If you do leak, it most likely won’t be visible, as the water dilutes the blood. But there is still a risk of period blood staining your swim suit or trunks, and when you get out of the water, gravity will take over again, which means you’ll bleed as normal. If you choose to free bleed, wear a darker swim suit with a dark towel to prevent noticeable stains!

Period myths about swimming

There are plenty of myths surrounding your period and thankfully these have all been debunked. So, enjoy the water!


No, there is no proof or correlation between menstrual bleeding and shark attacks. Although sharks can smell period blood, they are not part of a shark’s diet! Many people with periods safely dive all of the time whilst bleeding without worry.
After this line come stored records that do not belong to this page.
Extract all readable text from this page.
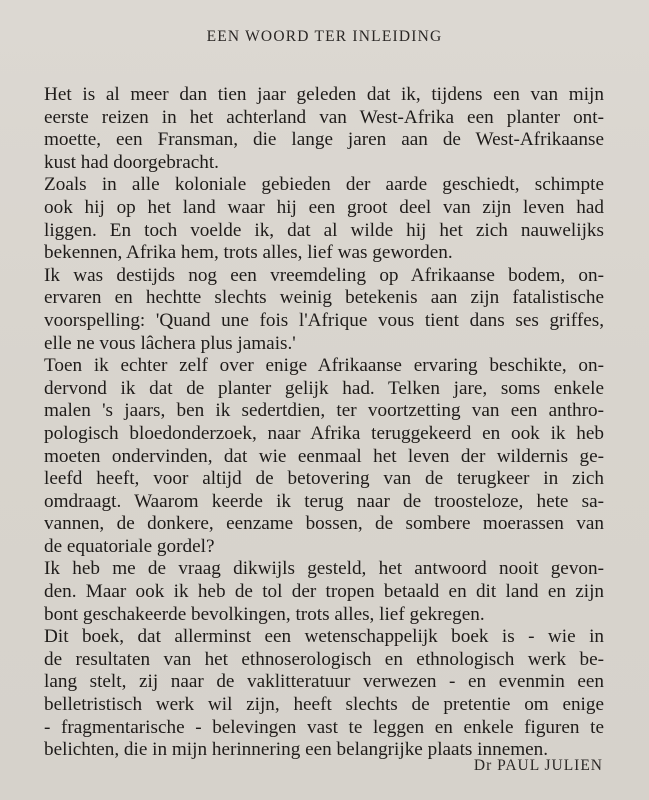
EEN WOORD TER INLEIDING
Het is al meer dan tien jaar geleden dat ik, tijdens een van mijn
eerste reizen in het achterland van West-Afrika een planter ont-
moette, een Fransman, die lange jaren aan de West-Afrikaanse
kust had doorgebracht.
Zoals in alle koloniale gebieden der aarde geschiedt, schimpte
ook hij op het land waar hij een groot deel van zijn leven had
liggen. En toch voelde ik, dat al wilde hij het zich nauwelijks
bekennen, Afrika hem, trots alles, lief was geworden.
Ik was destijds nog een vreemdeling op Afrikaanse bodem, on-
ervaren en hechtte slechts weinig betekenis aan zijn fatalistische
voorspelling: 'Quand une fois l'Afrique vous tient dans ses griffes,
elle ne vous lâchera plus jamais.'
Toen ik echter zelf over enige Afrikaanse ervaring beschikte, on-
dervond ik dat de planter gelijk had. Telken jare, soms enkele
malen 's jaars, ben ik sedertdien, ter voortzetting van een anthro-
pologisch bloedonderzoek, naar Afrika teruggekeerd en ook ik heb
moeten ondervinden, dat wie eenmaal het leven der wildernis ge-
leefd heeft, voor altijd de betovering van de terugkeer in zich
omdraagt. Waarom keerde ik terug naar de troosteloze, hete sa-
vannen, de donkere, eenzame bossen, de sombere moerassen van
de equatoriale gordel?
Ik heb me de vraag dikwijls gesteld, het antwoord nooit gevon-
den. Maar ook ik heb de tol der tropen betaald en dit land en zijn
bont geschakeerde bevolkingen, trots alles, lief gekregen.
Dit boek, dat allerminst een wetenschappelijk boek is - wie in
de resultaten van het ethnoserologisch en ethnologisch werk be-
lang stelt, zij naar de vaklitteratuur verwezen - en evenmin een
belletristisch werk wil zijn, heeft slechts de pretentie om enige
- fragmentarische - belevingen vast te leggen en enkele figuren te
belichten, die in mijn herinnering een belangrijke plaats innemen.
Dr PAUL JULIEN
No, it’s not unhygienic to swim on your period. Whether you choose to free bleed or not, the amount of blood that could go into the water is miniscule. It’s instantly diluted into the water and if you are swimming in chlorine, it will prevent any spread of bacteria or disease. If you’re using period products your blood will not even touch the water.


No, swimming on your period is not unsafe. Although water can get into your cup or tampon, as long as you change it when you’re finished swimming, you should be fine. You should also change out of your swim wear as well, because sitting in wet swimwear can irritate the vulva and vagina.

Temperature changes blood flow

No, this isn’t true either. The only thing that changes your flow is your body itself.

Benefits to swimming on your period

There are many benefits to swimming on and off your period. It’s a great low-impact exercise that is beneficial to your muscles, joints, and brain!

Relieve cramps

One study used 70 people with periods to test the correlations between swimming and PMS, concluding that there are beneficial effects of swimming both on physical and psychological symptoms of PMS. The water takes pressure off your abdominal muscles and relieves cramps, plus the endorphins released during exercise can be natural pain relievers as well. It also increases blood flow, which helps ease prostaglandins - the chemical that causes you to feel pain during your period.

Manages stress

As mentioned earlier, endorphins are released when exercising, and this can help to relax the body and mind. It can also be a great way to physically release stress held in the body throughout the day.

Boosts mood

It’s not surprising all of the things just might boost your mood, from natural pain-relieving endorphins, to feeling weightless, and shedding the stress!

When to avoid swimming on your period

If you’ve recently had a surgical procedure in the vagina, or egg retrieval, or a hysteroscopy, you should avoid swimming until a doctor approves. You should also avoid swimming for a few weeks, if you’ve recently had a miscarriage and are still experiencing bleeding, or if you have just had a baby.